Aber nehme ich andere auch so wahr? Natürlich nicht. Schliesslich erwarte ich von niemandem Annäherungen an Perfektion ausser von mir. Okay und von Leuten, die damit ihr Geld verdienen, Models zum Beispiel. Obwohl – gefallen mir die dann? Fallen die auf? Nein, tun sie nicht. Weil sie so langweilig sind, dass sie nicht ins Auge stechen. Aber solche mit einer Unregelmässigkeit fallen auf, sind interessant. Die Nase von Gisele Bündchen. Die Lippen von Nadine Strittmatter. Tamy Glausers Androgynität. Sowas ätzt sich in die Netzhaut, sowas vergisst man nicht.
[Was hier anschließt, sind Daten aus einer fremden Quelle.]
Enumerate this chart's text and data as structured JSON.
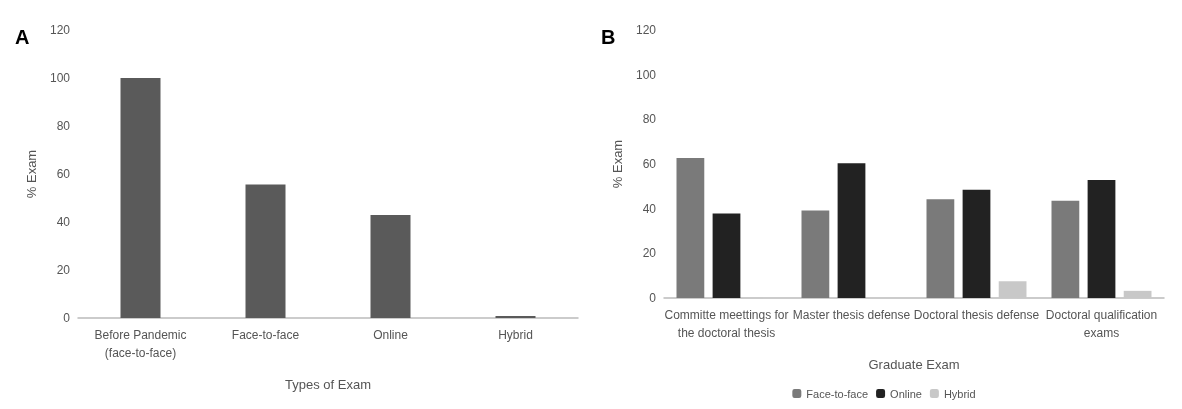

Und meine ganz normalen Mitmenschen? Sehe ich die auch als wären sie ein Pixelwerk aus lauter Fehlern? Natürlich nicht! So gut wie alle von ihnen besitzen Unvollkommenheiten. Aber mein Auge fügt alles zu einem Ensemble zusammen. Es mag einen Makel geben, aber alles andere lenkt davon ab. Er ist nicht das Zentrum. Das Ganze ist das Zentrum. Wie wenn ich einen Garten ansehe, und da steht ein hässlicher Blumenkübel. Der Garten selbst ist dadurch noch lange nicht hässlich. Der Blumenkübel ist vollkommen egal, vielleicht ja sogar vorteilhaft, weil alles andere neben ihm umso mehr glänzt.
Meine Sicht auf die andern ist ausgeglichen und ausgleichend. Gerade schaue ich mich in unserer Redaktion um und denke: Wow, hab ich schon so viele gut aussehende Menschen auf einem Haufen gesehen? Mit Ausnahme von mir natürlich? Meine Sicht auf mich ist selektiv und partikulär. Das grosse Ganze nehme ich nicht wahr, weil es mir so vertraut ist, dass ich es ignoriere.
Man muss schon ziemlich selbstbewusst sein, damit man sich selbst nicht in einer Differenz zu einem Ideal wahrnimmt. Auch wenn ein Ideal immer etwas Fabriziertes, Gefiltertes, Geschöntes ist, sonst wäre es ja kein Ideal. Mir fehlt dieses Selbstbewusstsein. Immer schon. Immer mal wieder. Wahrscheinlich bin ich darin eine von Millionen. Und ich bin froh, nicht heute jung zu sein, Instagram würde mir zusetzen, schon jetzt schnauze ich Freunde manchmal an und sag: «Ich hab gesagt, Selfieperspektive! Mach gefälligst ein Foto von mir mit Selfieperspektive!» Was natürlich Quatsch ist. Wie so vieles.
Etwas aber ist kein Quatsch, glaubt's mir, liebe Kinder, die ihr verzweifelt vor dem Spiegel steht, weil der Mensch nun mal zum Zweifeln geboren ist – er wär ja schon ein reines Arschloch und nichts ist hässlicher als ein Arschloch: Wenn ihr wie ich mal auf euch zurückschaut, werdet ihr euch fragen, wieso ihr früher kein entspannteres Verhältnis zu euch selbst hattet. Wieso ihr euch nie gefallen und niemandem das Gegenteil geglaubt habt. Mit grosser Wahrscheinlichkeit war dieses nämlich für einmal nichts als die Wahrheit. Und weil dem ganz objektiv so war, dürft ihr ruhig davon ausgehen, dass es auch jetzt und heute noch gilt. Und ihr schön seid.
PS: Für die Schönheit unters Messer gelegt hab ich mich nie. Mein schönster schwuler Freund sagte: «Spinnst du? Von dem Geld machst du zwei Weltreisen! Ab ins Hallenbad, wir gehen jetzt ein paar Kilometer schwimmen!» Er hatte recht. Und die Sache mit dem Sport (nur ein bisschen natürlich) hat meinem «Fall» etliches von seiner Schwere genommen.